Roman Shit.
2 April 2010 19:13I think I've mentioned several times that I'm not a very good Museum Classicist, because I find pots and the like extremely dull. This sort of thing, however, I think is pretty much the coolest thing ever:
Oh yes, we can say, the Romans in the Bay of Naples ate sea-urchins and built very good sewers. BEAT THAT.
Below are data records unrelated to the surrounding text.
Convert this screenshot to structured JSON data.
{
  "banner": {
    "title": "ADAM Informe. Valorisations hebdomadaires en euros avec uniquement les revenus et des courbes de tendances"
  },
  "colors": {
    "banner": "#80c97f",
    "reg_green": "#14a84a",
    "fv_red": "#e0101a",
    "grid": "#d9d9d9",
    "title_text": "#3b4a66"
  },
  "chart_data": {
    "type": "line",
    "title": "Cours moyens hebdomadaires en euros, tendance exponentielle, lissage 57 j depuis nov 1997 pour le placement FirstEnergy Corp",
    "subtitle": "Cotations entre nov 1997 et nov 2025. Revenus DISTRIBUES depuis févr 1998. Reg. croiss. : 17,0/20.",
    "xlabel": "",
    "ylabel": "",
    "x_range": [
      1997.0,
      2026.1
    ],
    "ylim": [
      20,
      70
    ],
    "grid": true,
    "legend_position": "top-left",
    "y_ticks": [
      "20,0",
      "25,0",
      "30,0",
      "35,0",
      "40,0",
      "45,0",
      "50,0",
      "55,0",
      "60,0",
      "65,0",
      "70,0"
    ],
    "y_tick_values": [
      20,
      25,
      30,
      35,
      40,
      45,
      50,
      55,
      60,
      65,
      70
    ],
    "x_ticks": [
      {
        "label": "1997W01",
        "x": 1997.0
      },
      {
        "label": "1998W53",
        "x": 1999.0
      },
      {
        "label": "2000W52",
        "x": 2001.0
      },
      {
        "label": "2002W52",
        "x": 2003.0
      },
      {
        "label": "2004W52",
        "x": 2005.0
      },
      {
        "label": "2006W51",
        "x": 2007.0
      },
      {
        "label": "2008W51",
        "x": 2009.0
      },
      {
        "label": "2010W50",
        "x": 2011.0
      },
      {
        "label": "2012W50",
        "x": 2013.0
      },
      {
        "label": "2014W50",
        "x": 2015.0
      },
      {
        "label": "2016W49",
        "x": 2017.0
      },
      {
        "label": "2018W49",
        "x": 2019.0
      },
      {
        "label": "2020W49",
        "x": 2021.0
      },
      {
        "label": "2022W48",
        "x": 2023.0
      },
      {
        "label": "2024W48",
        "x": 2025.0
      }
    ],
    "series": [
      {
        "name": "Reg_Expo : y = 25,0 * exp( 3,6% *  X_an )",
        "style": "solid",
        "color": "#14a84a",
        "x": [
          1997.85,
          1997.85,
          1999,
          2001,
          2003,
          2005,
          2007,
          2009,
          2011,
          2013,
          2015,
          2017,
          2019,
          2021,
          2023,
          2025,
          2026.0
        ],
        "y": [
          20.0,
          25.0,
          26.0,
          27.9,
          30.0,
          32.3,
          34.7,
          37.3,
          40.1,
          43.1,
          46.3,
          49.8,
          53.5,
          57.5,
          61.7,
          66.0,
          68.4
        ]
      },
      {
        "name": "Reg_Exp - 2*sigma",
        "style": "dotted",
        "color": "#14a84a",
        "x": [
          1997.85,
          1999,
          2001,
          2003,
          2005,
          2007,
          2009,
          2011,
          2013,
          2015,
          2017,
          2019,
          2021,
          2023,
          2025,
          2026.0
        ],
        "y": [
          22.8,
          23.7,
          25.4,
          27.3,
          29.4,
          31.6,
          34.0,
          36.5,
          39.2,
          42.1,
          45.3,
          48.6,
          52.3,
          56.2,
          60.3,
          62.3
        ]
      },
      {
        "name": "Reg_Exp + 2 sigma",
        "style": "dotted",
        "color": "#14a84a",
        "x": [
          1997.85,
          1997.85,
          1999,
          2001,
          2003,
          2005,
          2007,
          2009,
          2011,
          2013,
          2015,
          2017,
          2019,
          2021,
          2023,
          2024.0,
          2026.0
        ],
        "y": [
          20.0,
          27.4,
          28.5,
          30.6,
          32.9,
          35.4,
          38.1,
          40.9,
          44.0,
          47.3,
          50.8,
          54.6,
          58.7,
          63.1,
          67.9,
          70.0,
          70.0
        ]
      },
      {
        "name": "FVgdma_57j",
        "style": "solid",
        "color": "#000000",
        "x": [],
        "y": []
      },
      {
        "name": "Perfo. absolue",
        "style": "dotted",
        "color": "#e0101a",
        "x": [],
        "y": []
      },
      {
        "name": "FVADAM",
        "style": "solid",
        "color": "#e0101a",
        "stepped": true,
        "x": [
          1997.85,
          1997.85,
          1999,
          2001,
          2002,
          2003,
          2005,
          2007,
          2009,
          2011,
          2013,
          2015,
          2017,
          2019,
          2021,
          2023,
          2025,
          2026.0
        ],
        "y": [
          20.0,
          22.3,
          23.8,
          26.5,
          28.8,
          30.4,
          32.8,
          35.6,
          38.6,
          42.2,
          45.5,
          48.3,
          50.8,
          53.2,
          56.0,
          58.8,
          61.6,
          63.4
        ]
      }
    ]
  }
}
This particular cess-pit serves a three-storey apartment block in Herculaneum and it is now famous because underneath the settled volcanic deposit Andrew's team discovered loads and loads of the Roman shit remaining -- almost 800 large bags of it to be precise. And in this shit (which I can testify is well and truly composted, as I shoved my hand into one of the bags and found it the constituency of rather fine soil) was found precious traces of what had passed through the digestive tracts of the people living in the block. Not to mention all the other things that they chose to throw down their loos -- which seem to have functioned as waste disposal units/dustbins. A lot of the sieved organic remains are now being studied in Oxford, and they certainly show that the residents were consuming eggs, nuts, figs and sea-urchins.
I hadn't expected to be able to see the chutes coming down from the top storey of the apartment block, nor the smears of calcified Roman shit still clinging to the walls down which it had fallen. Nor had I expected the whole thing to be quite so well built.
Oh yes, we can say, the Romans in the Bay of Naples ate sea-urchins and built very good sewers. BEAT THAT.